Diana-FarrLouisand-treeFORWEB.jpg
Diana Farr Louis Remembers Mad Moments With Oldways

 

It always happened. No matter whether our destination was a Greek island or the Italian mainland, at some point there occurred an explosion of joy, fun, affection and deep appreciation that swept both hosts and Oldways trippers off their feet, figuratively and literally. In 1997, on the final evening of my first Symposium we had dinner in a school house outside Heraklio, Crete. Well before dessert, the combination of velvety trahana soup, roast pork, rust-colored wine and foot-tapping music got mustachioed waiters (with boots and breeches) teaching Bostonian foodies how to dance the syrtiko and hasapiko. Before long everyone was linking arms like Alan Bates on the beach with Zorba.
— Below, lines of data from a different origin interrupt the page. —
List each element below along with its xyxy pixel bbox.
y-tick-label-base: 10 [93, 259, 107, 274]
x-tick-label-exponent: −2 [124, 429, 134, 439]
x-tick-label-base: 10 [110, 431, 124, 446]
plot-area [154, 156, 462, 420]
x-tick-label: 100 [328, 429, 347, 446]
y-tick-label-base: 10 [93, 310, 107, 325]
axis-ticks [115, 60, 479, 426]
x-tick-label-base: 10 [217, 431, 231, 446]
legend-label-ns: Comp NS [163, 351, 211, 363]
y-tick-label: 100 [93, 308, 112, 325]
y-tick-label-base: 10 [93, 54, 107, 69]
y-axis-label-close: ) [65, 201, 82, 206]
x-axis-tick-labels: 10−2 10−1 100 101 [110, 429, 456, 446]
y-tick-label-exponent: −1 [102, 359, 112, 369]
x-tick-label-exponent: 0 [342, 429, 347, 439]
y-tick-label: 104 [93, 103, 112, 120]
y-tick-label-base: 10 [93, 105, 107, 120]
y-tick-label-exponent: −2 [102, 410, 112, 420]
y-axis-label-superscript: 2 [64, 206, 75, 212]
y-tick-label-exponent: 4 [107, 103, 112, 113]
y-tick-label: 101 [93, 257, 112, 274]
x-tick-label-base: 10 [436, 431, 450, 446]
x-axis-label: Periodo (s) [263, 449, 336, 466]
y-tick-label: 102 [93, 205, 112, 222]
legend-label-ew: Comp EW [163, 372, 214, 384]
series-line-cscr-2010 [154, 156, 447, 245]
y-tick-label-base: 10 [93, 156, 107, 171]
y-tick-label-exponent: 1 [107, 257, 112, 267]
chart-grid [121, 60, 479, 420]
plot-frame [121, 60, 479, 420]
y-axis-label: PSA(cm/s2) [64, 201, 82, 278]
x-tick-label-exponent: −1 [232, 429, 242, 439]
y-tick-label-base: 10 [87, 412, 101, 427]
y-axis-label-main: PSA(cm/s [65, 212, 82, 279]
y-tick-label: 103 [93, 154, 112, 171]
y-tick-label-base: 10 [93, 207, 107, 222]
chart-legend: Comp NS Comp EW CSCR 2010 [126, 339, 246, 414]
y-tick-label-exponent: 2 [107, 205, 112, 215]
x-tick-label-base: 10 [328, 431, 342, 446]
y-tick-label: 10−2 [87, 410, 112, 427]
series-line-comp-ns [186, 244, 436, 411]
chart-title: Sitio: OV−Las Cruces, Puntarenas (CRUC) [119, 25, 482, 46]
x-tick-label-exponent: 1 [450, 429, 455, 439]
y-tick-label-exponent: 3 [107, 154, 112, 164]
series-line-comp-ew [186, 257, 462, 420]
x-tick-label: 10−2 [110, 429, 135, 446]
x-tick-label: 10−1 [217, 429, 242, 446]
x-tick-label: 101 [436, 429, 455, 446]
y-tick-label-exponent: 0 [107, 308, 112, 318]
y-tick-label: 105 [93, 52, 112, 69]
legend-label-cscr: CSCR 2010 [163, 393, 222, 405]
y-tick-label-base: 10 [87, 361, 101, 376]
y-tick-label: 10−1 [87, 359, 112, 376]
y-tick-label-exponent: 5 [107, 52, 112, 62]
As an American food/travel writer who’s lived in Athens longer than I ever lived in New York, that surge of exhilaration that Greeks call “kefi” did not surprise me. Greek hospitality and high spirits are legendary and contagious.

But the following year I was invited on two more symposiums, in Liguria and Puglia, and the same thing happened. In Badalucco, the effect was produced by an unlikely meal consisting of a succession of bean dishes followed by stokafisso (dried cod), mellow wine, and a chorus of amazing male voices. In Alberobello, the town with the “Munchkin” trulli (cone-roofed houses), it took place in a downpour in a cold warehouse hastily converted into a street fair. The townspeople who had cooked a feast for us were undaunted by the weather, and soon their generosity and lively tunes had us dancing and hugging them when it was time to say “grazie, arrivederci.”

So it wasn’t just a Greek thing.

In Lesvos, I witnessed this spontaneous eruption of love and closeness in an ouzo factory where the workers had made us mezedes; in Salerno a lesson in a pizzeria provided the spark.

Of course, we know that good food, alcohol and music usually create a happy atmosphere. But I think these particular occasions exemplify the success of the Oldways talent for picking the right people as guests and as hosts and just letting the Mediterranean way of life (which is what diet or diaita means in Greek) do its magic.

You don’t have to live in Southern Europe to enjoy the benefits, but I have never regretted leaving the Big Apple for the Big Olive 40 years ago. I switched from the roast/grilled meat and two veg, butter-and-cream-rich meals I’d grown up with to slow-cooked stews and baked dishes laced with olive oil, garlic and herbs, and often with no meat at all. Lingering over them with local wines and dear friends near the sea or a poppy-filled olive grove, I came to think of them as soul food. Their versatility and long history have inspired my cookbooks, Prospero’s Kitchen and Feasting and Fasting in Crete, many many articles, and indeed my whole life.